Скрипнула давно не смазываемая калитка, чиркнули речные голыши, которые Элеонора неустанно собирала и тащила в сад.
Явился Адальберт.
Елена увидела его в открытых дверях погреба и даже чуть испугалась.
Мужчина лет под семьдесят с черными как смоль волосами, издали напоминавшими парик, по-юношески бесстрашно оперся обеими руками на створки откидывающейся дверцы погреба и смотрел вниз, прямо Елене в лицо. Его черная сутана почти заслонила дневной свет и ниспадала с рук крупными складками, отчего они напоминали крылья птицы.
– Адальберт, - произнес он, продолжая висеть на створках дверцы.
– Елена, - ответила Елена. Стоящую на нижней ступеньке лестницы в сыром, плохо освещенном погребе, ее вдруг обуял страх. Она оказалась стиснутой между черноволосым Адальбертом и мертвой Элеонорой. И наваждение обрушилось на нее с невиданной силой.
Это вовсе не Адальберт, это спрятавшийся под черной сутаной самозванец. Словно огромная черная птица, он закрыл выход и пытается протиснуться в узкий проход лестницы. А под сутаной принявший личину Адальберта самозванец прячет бритву с прилипшей к ней высохшей пеной и рыжими волосками, потому что совсем недавно брился ею примчавшийся к нему рыжий вестник, который на сей раз предал не сына Марии, а саму Марию.
А Мария, стоя возле своей умершей матери, глаза которой оставались открытыми, потому что в жалкой лачуге не нашлось даже медного гроша, чтобы прикрыть веки, не предчувствуя ничего дурного, ждала своего самозванца. Корсаж в заплатах, чулки спущены до самых колен, на бедрах синяки от безумств самозванца. Явившийся с предательским известием самозванец взял Марию на сутане прямо на глазах у мертвой матери, а потом вытащил свою острую бритву.
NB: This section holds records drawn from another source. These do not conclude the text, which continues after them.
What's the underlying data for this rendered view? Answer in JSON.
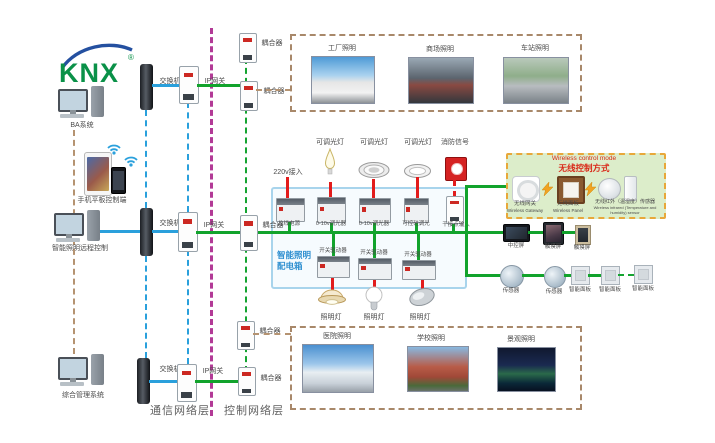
{
  "logo": {
    "text": "KNX",
    "reg": "®"
  },
  "left": {
    "pc_top": "BA系统",
    "mobile": "手机平板控制端",
    "pc_mid": "智能照明远程控制",
    "pc_bottom": "综合管理系统"
  },
  "network": {
    "switch": "交换机",
    "gateway": "IP网关",
    "coupler": "耦合器"
  },
  "layers": {
    "comm": "通信网络层",
    "ctrl": "控制网络层"
  },
  "cabinet": {
    "name1": "智能照明",
    "name2": "配电箱",
    "power": "220v接入",
    "fixtures_top": [
      "可调光灯",
      "可调光灯",
      "可调光灯",
      "消防信号"
    ],
    "row1": [
      "总线电源",
      "0-10v调光器",
      "0-10v调光器",
      "可控硅调光",
      "干接点输入"
    ],
    "row2": [
      "开关驱动器",
      "开关驱动器",
      "开关驱动器"
    ],
    "lamps": [
      "照明灯",
      "照明灯",
      "照明灯"
    ]
  },
  "photos_top": [
    "工厂照明",
    "商场照明",
    "车站照明"
  ],
  "photos_bottom": [
    "医院照明",
    "学校照明",
    "景观照明"
  ],
  "wireless": {
    "title_en": "Wireless control mode",
    "title_zh": "无线控制方式",
    "gateway_zh": "无线网关",
    "gateway_en": "Wireless Gateway",
    "panel_zh": "无线面板",
    "panel_en": "Wireless Panel",
    "sensor_zh": "无线红外（温湿度）传感器",
    "sensor_en": "Wireless infrared (Temperature and humidity) sensor"
  },
  "right": {
    "central_screen": "中控屏",
    "touch_screen": "触摸屏",
    "sensor": "传感器",
    "smart_panel": "智能面板"
  },
  "colors": {
    "green": "#12a32c",
    "blue": "#2aa0dc",
    "red": "#e21c1c",
    "magenta": "#b23a96",
    "tan": "#b59371"
  }
}
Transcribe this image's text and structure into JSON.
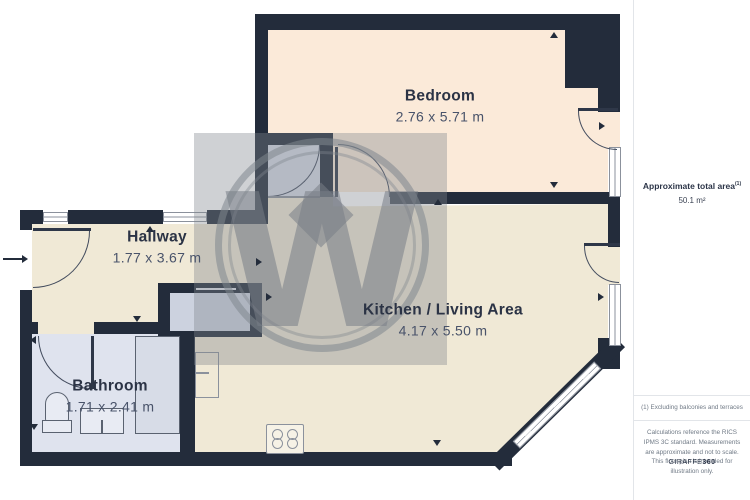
{
  "rooms": {
    "bedroom": {
      "name": "Bedroom",
      "dims": "2.76 x 5.71 m"
    },
    "hallway": {
      "name": "Hallway",
      "dims": "1.77 x 3.67 m"
    },
    "kitchen": {
      "name": "Kitchen / Living Area",
      "dims": "4.17 x 5.50 m"
    },
    "bathroom": {
      "name": "Bathroom",
      "dims": "1.71 x 2.41 m"
    }
  },
  "sidebar": {
    "total_area_label": "Approximate total area",
    "total_area_superscript": "(1)",
    "total_area_value": "50.1 m²",
    "footnote": "(1) Excluding balconies and terraces",
    "disclaimer": "Calculations reference the RICS IPMS 3C standard. Measurements are approximate and not to scale. This floor plan is intended for illustration only.",
    "brand_name": "GIRAFFE",
    "brand_suffix": "360"
  },
  "watermark": {
    "letter": "W"
  },
  "colors": {
    "wall": "#232c3b",
    "bedroom_fill": "#fbead9",
    "living_fill": "#f0e9d6",
    "wet_room_fill": "#dfe3ee",
    "watermark_grey": "#808690"
  }
}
"Рраз!", и вот уже Мария мертва, так и не успев прийти в себя после наслаждений, кровь из ее горла медленной струйкой стекает вниз по скользкой лестнице лачуги
pa-cem
pa-cem
pa-cem...
– ...suam pacem, - вернул к действительности застывшую в ужасе от собственного видения Елену голос Адальберта.
– Что вы сказали?
– смутившись, переспросила она.
– Do-mi-nus Dei no-bis su-am pa-cem, - произнес по слогам Адальберт латинское изречение, и в погребе оно прозвучало гулко, как в бочке.
– Да ниспошлет нам Господь Бог мир и покой, - перевел он для верности.
– Не подниметесь ли наверх, живым удел живых, - приветливо обратился он к окончательно смутившейся и порядком продрогшей Елене.